Avant ce nouveau week-end qui marquera une étape importante dans ma vie, j’ai décidé de partager avec vous un texte que j’ai écrit il y a quelques années. J’avais 26 ans. Je n’étais pas encore mariée. Je n’avais pas encore mes deux garçons.
J’avais le temps. Le temps de flâner. Le temps de m’arrêter. D’observer. D’écouter. De respirer. De profiter du moment présent.
Je suis allée à Paris et j’ai passé plusieurs heures sur l’Île de la Cité. Sur le Pont Neuf. C’était comme un long moment de méditation.
Savez-vous que la méditation se fait les yeux ouverts ?
C’était comme un retour au plus profond – non de moi – mais au fond de l’âme de cette ville magique, de sa respiration, de ses souvenirs, de ses rêves… Paris d’antan.
C’était bien avant que je ne supporte plus d’y aller…
Voici le texte :
« En ce samedi d’automne, le Pont Neuf, le plus vieux pont de Paris, semble fatigué et se demande pourquoi on le considère comme un lieu de jeunesse et d’audace. Sa vie est marquée de contrastes, et c’est usant.
Malgré une multitude de passants, il se sent seul.
Des gens le traversent sans lui prêter la moindre attention. Ses fameuses tourelles semi-circulaires, ces demi-lunes accueillantes, sont toutes vides en cet après-midi. Les amoureux qui lui ressemblent tellement, parce qu’en se tenant les mains ils forment un pont, sont rares. Et ils se parlent doucement.
Il aimerait tant entendre ce qu’ils se racontent…
Les voitures et les motos brûlent le pavé. Le bruit assourdissant des roues sur le pont ne s’arrête que pour de très courts instants de silence pendant lesquels une oreille fine arrive à entendre : le bruissement des feuilles jaunes qui ne veulent pas encore se séparer des arbres sur les quais de la Seine, et le cri des mouettes qui, de temps en temps, survolent le pont en étendant leurs ailes, en planant.
Un homme d’une soixantaine d’année, habillé en noir et portant une longue écharpe rouge se démarque. Il traverse le petit bras du pont plusieurs fois.

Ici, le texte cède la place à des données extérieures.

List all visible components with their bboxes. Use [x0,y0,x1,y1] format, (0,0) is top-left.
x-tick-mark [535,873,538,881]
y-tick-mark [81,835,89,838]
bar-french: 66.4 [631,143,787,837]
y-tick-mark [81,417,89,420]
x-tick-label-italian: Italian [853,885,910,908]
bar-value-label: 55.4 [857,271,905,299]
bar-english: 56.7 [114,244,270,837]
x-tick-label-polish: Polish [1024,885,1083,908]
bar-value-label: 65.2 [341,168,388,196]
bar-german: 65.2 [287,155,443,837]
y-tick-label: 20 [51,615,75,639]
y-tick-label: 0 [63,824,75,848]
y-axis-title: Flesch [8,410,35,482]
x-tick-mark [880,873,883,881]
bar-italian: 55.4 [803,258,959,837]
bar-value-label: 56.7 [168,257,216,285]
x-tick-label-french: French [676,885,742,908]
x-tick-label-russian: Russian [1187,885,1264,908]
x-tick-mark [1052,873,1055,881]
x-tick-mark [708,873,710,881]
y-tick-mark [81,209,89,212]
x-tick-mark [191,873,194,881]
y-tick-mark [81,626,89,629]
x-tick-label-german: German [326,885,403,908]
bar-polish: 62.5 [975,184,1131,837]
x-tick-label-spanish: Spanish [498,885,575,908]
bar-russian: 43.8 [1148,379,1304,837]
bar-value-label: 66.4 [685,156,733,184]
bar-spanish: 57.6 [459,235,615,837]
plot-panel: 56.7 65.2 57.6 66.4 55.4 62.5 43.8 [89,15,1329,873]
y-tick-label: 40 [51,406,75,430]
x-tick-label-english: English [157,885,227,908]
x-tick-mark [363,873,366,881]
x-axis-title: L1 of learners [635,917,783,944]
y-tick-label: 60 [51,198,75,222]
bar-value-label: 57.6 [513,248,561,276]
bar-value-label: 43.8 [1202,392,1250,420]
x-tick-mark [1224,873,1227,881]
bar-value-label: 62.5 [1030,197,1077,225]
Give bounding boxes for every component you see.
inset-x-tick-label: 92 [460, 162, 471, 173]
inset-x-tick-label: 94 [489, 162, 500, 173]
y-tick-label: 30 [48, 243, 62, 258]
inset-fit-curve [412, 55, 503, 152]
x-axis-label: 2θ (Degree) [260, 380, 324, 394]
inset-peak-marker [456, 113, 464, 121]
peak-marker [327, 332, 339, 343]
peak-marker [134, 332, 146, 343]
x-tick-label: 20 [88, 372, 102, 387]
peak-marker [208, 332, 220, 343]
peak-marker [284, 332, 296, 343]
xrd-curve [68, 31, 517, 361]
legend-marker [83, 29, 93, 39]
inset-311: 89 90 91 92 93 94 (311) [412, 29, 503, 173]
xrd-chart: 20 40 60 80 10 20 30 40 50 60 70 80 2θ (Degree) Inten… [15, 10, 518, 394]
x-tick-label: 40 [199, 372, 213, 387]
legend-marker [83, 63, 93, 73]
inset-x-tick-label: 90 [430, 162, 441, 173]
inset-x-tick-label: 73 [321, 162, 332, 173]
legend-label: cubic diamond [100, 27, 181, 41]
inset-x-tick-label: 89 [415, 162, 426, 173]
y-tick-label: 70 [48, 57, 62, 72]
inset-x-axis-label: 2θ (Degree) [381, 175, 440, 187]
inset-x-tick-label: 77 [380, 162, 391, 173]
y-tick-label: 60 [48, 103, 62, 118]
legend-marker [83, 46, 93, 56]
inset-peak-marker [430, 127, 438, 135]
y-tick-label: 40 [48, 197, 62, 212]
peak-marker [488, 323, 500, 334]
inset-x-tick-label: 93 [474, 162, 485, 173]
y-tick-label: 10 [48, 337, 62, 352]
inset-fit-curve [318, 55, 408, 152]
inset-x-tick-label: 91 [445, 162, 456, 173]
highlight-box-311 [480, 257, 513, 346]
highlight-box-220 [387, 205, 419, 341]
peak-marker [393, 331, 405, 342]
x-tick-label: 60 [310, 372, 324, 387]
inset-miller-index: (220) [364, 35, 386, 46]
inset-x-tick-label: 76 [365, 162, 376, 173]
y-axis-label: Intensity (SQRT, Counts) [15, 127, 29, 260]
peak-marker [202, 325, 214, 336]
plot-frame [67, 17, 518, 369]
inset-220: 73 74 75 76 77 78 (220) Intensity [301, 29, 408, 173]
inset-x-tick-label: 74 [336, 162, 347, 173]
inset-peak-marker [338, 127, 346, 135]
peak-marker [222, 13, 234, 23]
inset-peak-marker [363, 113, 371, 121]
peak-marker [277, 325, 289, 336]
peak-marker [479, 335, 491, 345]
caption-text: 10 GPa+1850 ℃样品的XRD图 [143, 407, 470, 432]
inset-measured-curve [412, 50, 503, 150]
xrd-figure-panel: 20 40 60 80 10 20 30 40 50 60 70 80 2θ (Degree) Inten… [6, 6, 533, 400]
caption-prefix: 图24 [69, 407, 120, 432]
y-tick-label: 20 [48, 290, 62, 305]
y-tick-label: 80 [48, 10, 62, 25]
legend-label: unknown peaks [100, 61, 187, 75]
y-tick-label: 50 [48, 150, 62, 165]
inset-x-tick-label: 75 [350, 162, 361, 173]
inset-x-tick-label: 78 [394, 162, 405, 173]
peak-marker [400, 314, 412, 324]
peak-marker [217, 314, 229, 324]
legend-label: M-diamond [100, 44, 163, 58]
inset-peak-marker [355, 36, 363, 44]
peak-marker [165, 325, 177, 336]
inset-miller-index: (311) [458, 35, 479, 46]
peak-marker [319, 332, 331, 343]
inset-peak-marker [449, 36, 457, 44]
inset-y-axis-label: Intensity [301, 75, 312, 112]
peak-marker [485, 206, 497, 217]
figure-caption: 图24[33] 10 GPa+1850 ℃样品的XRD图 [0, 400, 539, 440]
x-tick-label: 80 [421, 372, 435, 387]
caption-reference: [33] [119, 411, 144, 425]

Qui attend-il ? Un ami ? Un amour ?
On ne le saura jamais car il disparaît au bout de quelques minutes.
La vitesse des véhiculent contraste avec l’ondulation tranquille et docile du fleuve et le rythme lent des bateaux sous le Pont Neuf. C’est là que stationnent ou passent ses amies : Cécilia, une péniche de transport, Marie-Jeanne, un voilier à deux mâts, et surtout ses amoureuses, les Vedettes du Pont Neuf.
Cette vie d’en bas lui permet d’oublier le vacarme d’en haut, et les bateaux-restos remplis de lumière et de chaleur sont bien plus agréables que les cars de visite « Paris l’Open Tour » ou « Les Cars Rouges » qui traversent le pont et sont durs à supporter. Puisque le Pont Neuf n’est pas très en forme. Trois des arches de son grand bras sont en restauration.
Des barricades couvrent ses blessures.
En se demandant pourquoi l’on dit « Être solide comme le Pont Neuf », il attend impatiemment lundi qu’on revienne s’occuper de lui, le soigner. Le contraste entre sa partie rénovée et le reste abîmé et noirci par les gaz d’échappement de voitures est une image déchirante…
La nuit commence à tomber. Dans quelques heures, le Pont Neuf pourra se reposer.
Il rêvera aux sabots des chevaux et aux roues des carrioles de son enfance… »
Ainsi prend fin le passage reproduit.